The Committee for the Defence of Human Rights (CDHR) has joined the widespread condemnation of the police for their attacks on members of a civil society group, #OurMumuDonDu at the Millennium Park in Abuja last Tuesday, stressing that it was only peacefully expressing its opinion over the continued absence of President Muhammadu Buhari from the country.

In a statement signed by CDHR President Comrade Malachy Ugwummadu, the group described the police attacks, which resulted in varying degrees
of injuries in addition to inhalation of tear gas and other poisonous substances indiscriminately shot into the air to disperse the protesters, as “repulsively reckless and a gross abuse” of the rights of the citizens.

“Sections 39 and 40 of the Constitution of the Federal Republic of Nigeria (1999) (As Amended) clearly recognize and protect the protesters’ fundamental Rights to freely express themselves and associate,” it pointed out. “The rights to the dignity of the human person S.34(1) also came under serious siege. The attack was simply an assault on peaceful protesters causing physical injuries and destruction of personal belongings and property; it was indeed
condemnable in the strongest terms.”

CDHR said it considered the excuse of the Force Public Relations Officer (FPRO) in justification of the attacks of infiltration by hoodlums as an utterly unacceptable afterthought meant to create some defence of their misadventure.

It expressed regret that after 18 years of nurturing the democratic ideals of civil rights, fundamental freedoms and rule of law, the Nigerian Police is still “manifestly despotic, uncivil and lacking in the posture of modern democratic policing which is largely intelligence based,” and called for immediate reorientation of the Force to imbibe and display more civility in their operations.

"Upholding and defending the rights of citizens to fundamental Freedoms anywhere in Nigeria, CDHR urges the Police, other security agencies and State actors to refrain from all forms of Human Rights abuses and rather demonstrate reasonable commitment to addressing the disturbing security situation in the country in order to safeguard lives and property,” the group said. 

“The high incidence of mob and extra judicial killings going on in Lagos against suspected kidnappers in additionally to other security challenges across the country should be enough to preoccupy the Nigeria Police Force instead of attacking armless and innocent Nigerian citizen who are merely exercise their civic responsibilities and giving concrete expressions to the fundamental rights. It should be noted that the presumption of innocence still inures in favour of every Nigerian until otherwise established by a competent court of law in accordance with S. 36(5) of the constitution of the Federal Republic of Nigeria (1999). Understandably, events of the last few days underscores the collapse of confidence of the Nigerian people in the due process of law.”

It noted that a similar situation took place on August 10 in Lagos when a group of Akwa Ibom State indigenes generally protesting the mismanagement of the resources of their state were manhandled by the police Command, adding that the rising incidence of repression by security agents of the present administration reinforces the notion that they are gradually losing grip of the affairs in the country and must stop.

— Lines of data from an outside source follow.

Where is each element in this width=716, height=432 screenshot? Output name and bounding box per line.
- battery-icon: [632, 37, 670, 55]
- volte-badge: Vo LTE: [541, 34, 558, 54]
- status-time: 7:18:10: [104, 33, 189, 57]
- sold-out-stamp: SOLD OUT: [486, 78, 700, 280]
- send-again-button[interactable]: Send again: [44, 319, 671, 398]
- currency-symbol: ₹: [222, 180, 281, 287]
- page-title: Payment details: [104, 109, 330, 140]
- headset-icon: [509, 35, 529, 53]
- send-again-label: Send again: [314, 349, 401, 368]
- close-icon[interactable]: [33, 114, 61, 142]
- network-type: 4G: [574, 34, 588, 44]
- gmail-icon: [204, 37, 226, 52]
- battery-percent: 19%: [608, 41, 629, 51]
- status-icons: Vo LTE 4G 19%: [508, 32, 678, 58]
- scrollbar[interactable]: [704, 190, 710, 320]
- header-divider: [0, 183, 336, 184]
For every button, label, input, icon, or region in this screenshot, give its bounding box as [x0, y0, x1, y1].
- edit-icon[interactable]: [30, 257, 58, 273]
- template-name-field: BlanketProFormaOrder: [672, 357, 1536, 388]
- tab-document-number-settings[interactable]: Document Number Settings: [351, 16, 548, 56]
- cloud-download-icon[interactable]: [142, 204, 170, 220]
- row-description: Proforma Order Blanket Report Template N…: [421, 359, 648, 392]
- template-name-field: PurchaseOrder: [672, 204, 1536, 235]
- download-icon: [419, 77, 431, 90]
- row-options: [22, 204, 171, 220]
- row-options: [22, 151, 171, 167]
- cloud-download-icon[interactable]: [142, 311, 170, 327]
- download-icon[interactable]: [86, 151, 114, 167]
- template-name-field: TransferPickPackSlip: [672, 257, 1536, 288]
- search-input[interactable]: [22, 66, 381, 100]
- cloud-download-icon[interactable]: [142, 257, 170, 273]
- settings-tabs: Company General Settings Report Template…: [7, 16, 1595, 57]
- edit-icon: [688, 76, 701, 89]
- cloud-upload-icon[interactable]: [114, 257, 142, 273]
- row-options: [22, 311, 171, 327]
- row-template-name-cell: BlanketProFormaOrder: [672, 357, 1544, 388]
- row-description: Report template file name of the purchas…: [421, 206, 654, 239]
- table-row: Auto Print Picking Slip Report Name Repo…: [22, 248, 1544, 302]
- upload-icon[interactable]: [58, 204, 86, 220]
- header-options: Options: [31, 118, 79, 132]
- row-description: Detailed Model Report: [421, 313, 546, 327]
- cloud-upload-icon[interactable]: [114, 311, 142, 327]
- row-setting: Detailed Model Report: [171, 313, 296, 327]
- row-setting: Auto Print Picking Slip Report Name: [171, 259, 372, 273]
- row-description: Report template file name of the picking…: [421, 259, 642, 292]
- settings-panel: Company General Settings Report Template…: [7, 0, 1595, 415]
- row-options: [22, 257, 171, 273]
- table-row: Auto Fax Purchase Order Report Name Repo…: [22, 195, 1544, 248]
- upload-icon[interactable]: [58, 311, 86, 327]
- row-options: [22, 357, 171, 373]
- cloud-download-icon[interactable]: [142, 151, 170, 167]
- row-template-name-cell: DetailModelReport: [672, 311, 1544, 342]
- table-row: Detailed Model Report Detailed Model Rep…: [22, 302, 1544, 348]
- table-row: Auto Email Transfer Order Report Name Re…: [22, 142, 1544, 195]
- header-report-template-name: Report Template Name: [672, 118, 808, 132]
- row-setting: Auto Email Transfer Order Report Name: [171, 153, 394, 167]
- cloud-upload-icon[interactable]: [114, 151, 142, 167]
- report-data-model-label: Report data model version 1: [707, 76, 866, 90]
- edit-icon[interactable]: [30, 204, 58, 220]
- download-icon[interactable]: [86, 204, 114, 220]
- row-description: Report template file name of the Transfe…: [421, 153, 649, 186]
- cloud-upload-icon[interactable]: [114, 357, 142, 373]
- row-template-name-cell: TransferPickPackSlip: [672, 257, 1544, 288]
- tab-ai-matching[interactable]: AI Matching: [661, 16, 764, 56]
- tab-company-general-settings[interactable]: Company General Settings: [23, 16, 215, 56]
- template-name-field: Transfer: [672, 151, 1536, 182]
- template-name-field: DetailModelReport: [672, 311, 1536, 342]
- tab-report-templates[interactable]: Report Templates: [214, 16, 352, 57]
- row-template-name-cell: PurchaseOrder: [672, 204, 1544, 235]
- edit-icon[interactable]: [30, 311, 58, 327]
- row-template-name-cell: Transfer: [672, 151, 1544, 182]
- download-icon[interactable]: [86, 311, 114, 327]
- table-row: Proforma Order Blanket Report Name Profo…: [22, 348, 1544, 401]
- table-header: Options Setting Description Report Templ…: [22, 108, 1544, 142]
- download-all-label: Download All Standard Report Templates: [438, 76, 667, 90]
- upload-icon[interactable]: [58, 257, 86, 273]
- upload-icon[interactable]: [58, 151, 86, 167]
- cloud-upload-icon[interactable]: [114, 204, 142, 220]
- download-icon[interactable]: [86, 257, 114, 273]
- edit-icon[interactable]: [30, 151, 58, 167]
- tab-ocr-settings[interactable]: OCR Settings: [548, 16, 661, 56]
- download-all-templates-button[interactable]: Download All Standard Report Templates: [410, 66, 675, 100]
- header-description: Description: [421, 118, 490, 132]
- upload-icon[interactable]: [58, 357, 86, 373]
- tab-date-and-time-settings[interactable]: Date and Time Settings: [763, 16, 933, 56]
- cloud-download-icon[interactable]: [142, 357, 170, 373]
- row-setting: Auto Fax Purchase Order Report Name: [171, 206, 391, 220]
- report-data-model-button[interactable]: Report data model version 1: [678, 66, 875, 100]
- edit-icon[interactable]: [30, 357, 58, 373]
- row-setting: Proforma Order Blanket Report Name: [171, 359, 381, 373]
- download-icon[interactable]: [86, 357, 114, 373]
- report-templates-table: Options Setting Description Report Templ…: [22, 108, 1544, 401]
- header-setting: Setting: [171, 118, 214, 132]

“Very many Nigerian suffered and paid dearly to retrieve these fundamental rights from the ruling political class,” CDHR warned.

“In fact, in the notorious case of IGP Vs. ANPP (2007) 18 NWLR (Pt. 1066) P. 457 the Court of Appeal struck down the Public Order Act by which judgment any Nigerian can embark on any peaceful protest or march without the permission of the Nigerian Police. The refusal of the Nigeria Police to accept this as the position of the law remains challenging to comprehend.”

It urged the security agencies and the government to respect the rights and fundamental freedom of citizens and take steps to protect lives and property.